Quant au bolchévisme, nous l’avons montré évoluant à l’extérieur vers une sorte d’impérialisme révolutionnaire et au-dedans vers le despotisme asiatique de quelques individus qui règnent par la terreur, avec l’aide de mercenaires étrangers, sur un immense peuple de paysans mécontents mais inorganisés et d’ouvriers réduits à un régime de travaux forcés. « La liberté du travail, a déclaré récemment Lénine, n’est possible que dans les sociétés bourgeoises. Le salut réside dans la militarisation du travail. » Au moment où les oligarques du bolchévisme cherchent à négocier la paix, nous les surprenons préparant la guerre par la concentration de l’autorité, l’intensification du travail, le recrutement de nouveaux soldats. Vis à vis d’eux, la plus grande défiance s’impose plus que jamais. Si l’état de paix s’établit, ce ne peut être une paix désarmée qui nous induirait à abandonner à leurs propres forces les États nouveaux dont la solidité encore précaire doit devenir notre meilleur rempart contre l’offensive de l’Asie.

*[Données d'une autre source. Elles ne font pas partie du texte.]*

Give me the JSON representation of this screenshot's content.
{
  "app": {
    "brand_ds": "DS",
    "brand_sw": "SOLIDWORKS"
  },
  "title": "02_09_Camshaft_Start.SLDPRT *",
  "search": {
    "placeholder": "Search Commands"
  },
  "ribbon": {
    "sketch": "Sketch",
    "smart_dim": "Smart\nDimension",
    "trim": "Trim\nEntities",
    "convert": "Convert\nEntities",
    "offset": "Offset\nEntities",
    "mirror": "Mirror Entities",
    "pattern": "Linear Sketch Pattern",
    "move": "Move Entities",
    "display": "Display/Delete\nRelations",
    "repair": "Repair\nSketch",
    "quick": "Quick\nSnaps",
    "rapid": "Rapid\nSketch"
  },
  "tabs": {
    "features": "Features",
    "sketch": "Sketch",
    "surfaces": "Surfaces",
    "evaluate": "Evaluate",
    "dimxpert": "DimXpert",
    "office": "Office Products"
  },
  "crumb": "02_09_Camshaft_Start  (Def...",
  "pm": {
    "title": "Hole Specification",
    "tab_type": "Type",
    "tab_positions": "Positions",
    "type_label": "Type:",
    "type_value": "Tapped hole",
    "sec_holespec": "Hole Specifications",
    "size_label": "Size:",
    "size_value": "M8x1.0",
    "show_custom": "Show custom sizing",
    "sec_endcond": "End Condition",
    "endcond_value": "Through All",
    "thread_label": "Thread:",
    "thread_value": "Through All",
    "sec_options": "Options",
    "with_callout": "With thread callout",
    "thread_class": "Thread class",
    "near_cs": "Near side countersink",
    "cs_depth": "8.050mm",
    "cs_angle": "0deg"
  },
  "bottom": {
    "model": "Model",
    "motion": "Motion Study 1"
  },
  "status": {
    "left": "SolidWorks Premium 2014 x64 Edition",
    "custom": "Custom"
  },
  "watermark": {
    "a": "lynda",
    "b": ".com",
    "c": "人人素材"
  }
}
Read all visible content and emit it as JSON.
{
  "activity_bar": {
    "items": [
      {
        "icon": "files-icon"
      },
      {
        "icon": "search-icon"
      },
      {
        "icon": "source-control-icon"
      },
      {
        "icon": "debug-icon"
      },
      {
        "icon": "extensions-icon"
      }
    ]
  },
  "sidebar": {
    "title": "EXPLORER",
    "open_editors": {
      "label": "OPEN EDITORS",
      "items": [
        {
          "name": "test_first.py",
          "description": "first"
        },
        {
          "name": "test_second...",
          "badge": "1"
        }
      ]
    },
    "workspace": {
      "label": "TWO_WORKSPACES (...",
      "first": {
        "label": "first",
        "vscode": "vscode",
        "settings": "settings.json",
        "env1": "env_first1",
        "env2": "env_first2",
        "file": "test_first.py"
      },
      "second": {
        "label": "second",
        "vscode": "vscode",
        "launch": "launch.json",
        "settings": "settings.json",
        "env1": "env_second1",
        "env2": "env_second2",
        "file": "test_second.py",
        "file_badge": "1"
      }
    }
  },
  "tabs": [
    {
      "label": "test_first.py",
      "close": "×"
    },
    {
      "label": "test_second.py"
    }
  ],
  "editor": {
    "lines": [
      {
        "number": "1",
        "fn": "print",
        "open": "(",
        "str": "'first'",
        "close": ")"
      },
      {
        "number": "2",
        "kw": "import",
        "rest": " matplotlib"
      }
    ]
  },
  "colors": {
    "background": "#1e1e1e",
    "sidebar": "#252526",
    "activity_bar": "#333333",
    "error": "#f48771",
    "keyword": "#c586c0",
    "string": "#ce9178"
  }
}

Les dangers qui menacent l’Europe s’évanouiraient, — et même ils n’auraient jamais existé, — si une entente plus solide, plus alerte, plus soucieuse des intérêts généraux s’établissait entre les grands Alliés victorieux : Angleterre, Belgique, France, Italie, avec ou sans l’Amérique, pour mettre debout un système continental inébranlable et organiser l’Orient. Alors on verrait rapidement s’épuiser, se consumer sur place, la force de destruction et de mort du bolchévisme et se dessiner la physionomie d’une Russie nouvelle. Si au contraire les Alliés ne savent pas opposer la barrière infranchissable de leur union prévoyante et ordonnatrice à l’offensive de l’Asie pendant qu’elle n’est encore qu’une menace incertaine et inorganisée, alors peut-être verrons-nous, comme au temps des derniers empereurs romains, de Tchinguiz-Khan et de Timour, l’inépuisable réservoir d’hommes de l’Asie déborder à nouveau sur le vieux monde pour tout submerger.